The early public buildings, along with town houses and early streets, lay on alignments that undoubtedly accorded with the topography of the late Iron-Age settlement which, in turn, reflected the contours of the flood plain and river valley. Further clues to the continuity of human settlement and activity can be found in other parts of the developing urban infrastructure. For example, the road running along the valley from north-east to south-west probably lay on an existing prehistoric route. It followed the natural contour of the flood plain. If the route of this road is traced south-west from where it enters the later walled city, it skirts the likely Iron-Age centre, and passes very close to the north-west side of the later Romano-British temple precinct, before continuing upstream on the approximate line of Stour Street.
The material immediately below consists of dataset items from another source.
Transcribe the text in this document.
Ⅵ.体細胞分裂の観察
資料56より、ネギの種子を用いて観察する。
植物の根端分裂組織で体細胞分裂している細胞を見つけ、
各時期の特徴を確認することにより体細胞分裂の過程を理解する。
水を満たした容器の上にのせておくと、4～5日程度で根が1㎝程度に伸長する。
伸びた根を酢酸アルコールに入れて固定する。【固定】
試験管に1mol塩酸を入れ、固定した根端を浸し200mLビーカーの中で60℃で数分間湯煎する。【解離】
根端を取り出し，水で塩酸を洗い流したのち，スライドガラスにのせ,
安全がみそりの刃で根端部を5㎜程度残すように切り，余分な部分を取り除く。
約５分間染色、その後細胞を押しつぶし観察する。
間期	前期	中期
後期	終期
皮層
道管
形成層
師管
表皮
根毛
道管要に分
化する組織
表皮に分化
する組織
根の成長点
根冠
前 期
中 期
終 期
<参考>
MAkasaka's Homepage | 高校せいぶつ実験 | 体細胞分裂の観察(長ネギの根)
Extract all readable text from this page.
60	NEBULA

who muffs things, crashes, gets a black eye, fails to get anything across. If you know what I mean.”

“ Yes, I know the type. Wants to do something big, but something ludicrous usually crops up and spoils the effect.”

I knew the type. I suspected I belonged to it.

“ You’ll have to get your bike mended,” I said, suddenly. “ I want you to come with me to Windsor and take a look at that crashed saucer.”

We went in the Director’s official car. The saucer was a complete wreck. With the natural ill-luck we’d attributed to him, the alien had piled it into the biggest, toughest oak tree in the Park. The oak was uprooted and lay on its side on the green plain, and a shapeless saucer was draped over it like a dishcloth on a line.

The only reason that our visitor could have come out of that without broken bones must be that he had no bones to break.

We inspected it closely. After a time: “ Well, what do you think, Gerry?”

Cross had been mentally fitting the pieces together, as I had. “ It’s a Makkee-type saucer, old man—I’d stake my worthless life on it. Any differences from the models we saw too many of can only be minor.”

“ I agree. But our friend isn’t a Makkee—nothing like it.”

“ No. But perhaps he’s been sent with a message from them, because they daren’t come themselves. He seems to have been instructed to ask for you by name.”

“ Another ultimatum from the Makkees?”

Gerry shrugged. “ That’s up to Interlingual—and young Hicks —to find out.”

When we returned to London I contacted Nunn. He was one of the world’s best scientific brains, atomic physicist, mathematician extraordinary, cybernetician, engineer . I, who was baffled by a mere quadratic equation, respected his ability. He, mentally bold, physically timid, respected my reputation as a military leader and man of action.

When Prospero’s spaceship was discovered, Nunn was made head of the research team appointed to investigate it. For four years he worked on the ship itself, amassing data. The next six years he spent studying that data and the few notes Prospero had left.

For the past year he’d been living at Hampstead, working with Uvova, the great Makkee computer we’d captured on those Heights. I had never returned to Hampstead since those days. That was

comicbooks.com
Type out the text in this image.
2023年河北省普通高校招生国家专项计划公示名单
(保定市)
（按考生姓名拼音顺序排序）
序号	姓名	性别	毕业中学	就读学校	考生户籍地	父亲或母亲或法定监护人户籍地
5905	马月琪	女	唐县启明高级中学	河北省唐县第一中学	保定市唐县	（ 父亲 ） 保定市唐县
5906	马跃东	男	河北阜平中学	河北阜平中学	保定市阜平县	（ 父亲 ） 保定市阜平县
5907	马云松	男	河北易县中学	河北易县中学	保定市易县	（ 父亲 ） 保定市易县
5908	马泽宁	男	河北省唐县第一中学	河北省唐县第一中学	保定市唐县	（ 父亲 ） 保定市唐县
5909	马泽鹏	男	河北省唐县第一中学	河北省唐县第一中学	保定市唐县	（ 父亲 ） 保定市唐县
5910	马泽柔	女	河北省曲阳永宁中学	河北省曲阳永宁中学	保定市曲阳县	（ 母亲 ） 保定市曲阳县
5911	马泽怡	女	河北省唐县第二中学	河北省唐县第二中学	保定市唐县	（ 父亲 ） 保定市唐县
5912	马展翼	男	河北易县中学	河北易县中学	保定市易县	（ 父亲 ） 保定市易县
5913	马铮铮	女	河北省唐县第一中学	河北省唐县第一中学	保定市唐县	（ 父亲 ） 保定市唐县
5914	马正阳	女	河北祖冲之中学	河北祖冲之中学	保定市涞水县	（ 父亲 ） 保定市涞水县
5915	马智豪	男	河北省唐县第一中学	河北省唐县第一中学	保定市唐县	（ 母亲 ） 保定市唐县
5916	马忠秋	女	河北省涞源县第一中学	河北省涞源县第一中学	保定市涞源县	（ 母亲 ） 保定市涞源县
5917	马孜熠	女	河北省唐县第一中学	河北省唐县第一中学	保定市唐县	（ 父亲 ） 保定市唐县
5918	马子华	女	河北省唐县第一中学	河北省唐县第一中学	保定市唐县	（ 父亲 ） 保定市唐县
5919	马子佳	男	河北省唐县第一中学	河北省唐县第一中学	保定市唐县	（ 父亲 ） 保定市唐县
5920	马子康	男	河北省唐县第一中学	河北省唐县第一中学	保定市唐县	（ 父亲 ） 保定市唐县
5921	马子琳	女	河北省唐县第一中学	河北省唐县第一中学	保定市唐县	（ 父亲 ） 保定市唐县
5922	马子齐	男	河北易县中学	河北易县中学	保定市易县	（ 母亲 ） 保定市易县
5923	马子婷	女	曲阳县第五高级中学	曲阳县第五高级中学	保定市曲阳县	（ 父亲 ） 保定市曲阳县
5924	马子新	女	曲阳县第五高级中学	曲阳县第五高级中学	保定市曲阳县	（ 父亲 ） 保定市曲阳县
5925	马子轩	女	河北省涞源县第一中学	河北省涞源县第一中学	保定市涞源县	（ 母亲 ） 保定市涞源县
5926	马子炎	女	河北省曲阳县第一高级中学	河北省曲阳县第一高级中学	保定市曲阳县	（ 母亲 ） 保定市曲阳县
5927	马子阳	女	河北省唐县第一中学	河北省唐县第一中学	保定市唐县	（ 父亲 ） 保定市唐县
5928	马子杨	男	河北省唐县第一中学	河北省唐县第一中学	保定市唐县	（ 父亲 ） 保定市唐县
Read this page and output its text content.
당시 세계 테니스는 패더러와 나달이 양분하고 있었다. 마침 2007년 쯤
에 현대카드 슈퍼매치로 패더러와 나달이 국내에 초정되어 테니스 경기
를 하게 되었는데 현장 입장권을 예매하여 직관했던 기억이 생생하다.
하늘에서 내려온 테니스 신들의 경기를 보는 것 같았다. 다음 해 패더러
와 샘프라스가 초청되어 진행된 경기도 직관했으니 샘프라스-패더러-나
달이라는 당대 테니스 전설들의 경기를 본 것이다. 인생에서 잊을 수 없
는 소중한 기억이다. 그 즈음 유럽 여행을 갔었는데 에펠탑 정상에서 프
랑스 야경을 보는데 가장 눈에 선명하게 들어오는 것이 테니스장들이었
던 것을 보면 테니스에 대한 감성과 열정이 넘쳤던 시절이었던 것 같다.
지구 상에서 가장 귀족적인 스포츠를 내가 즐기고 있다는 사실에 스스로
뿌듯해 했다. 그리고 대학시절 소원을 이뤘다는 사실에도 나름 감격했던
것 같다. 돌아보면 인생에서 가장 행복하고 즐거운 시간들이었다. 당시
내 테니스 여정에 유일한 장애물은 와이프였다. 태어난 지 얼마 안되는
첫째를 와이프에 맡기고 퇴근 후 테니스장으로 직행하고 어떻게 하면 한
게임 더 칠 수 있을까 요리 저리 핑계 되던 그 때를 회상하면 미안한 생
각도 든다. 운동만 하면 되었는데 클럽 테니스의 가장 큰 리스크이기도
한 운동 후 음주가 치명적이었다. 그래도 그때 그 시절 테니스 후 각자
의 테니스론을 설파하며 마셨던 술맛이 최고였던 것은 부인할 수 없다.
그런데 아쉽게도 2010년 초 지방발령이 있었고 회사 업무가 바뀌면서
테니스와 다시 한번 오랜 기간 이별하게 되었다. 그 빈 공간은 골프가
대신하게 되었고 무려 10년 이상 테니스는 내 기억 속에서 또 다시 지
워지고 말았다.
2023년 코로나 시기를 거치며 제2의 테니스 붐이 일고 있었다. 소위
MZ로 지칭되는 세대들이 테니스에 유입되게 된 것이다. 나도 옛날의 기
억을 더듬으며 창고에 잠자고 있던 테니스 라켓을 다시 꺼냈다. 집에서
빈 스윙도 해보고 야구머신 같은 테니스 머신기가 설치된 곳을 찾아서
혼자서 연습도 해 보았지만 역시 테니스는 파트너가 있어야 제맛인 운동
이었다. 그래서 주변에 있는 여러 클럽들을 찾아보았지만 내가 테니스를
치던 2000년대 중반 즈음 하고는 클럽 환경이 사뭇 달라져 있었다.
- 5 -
The route, again evidenced by Roman-period streets, would have passed to the north-west of an early Romano-British cemetery in the vicinity of Rosemary Lane and Wincheap Gate. This is also near the presumed location of a first-century Roman fortlet, perhaps positioned to control the flow of resources from the Weald.
To the south-east of the centre, the apparent alignment of a number of burial mounds of the Roman period again broadly reflect prehistoric topography, and we know that at least one of them had late Iron-Age origins. On the opposite side of the settlement, the sloping ground on the north-west side of the floodplain was an early focus for a fledgling Romano-British pottery and tile industry, while another early-Roman cemetery developed from a late Iron-Age one at the top of the slope.
The archaeology of the late Iron-Age forerunner of Roman Canterbury centres on three apparently concentric ditches whose entrances are staggered (Figure 1). These perhaps formed part a large enclosure on the south-east side of the flood plain of the River Stour, the southern corner of which with was located where Rose Square is today. Associated with the enclosures were roundhouses and other structures, pits, wells, and evidence of bronze working; there were also cremation burials. Other known Iron-Age sites around the city include buildings and a richly furnished cremation burial in Palace Street. There was a second focus of buildings, a field system, cremation burials and inhumations in St Dunstan’s. To the south-east of the site of Canterbury Castle, an inhumation burial was probably covered by a large burial mound, one of several that characterised this area well into the Roman period.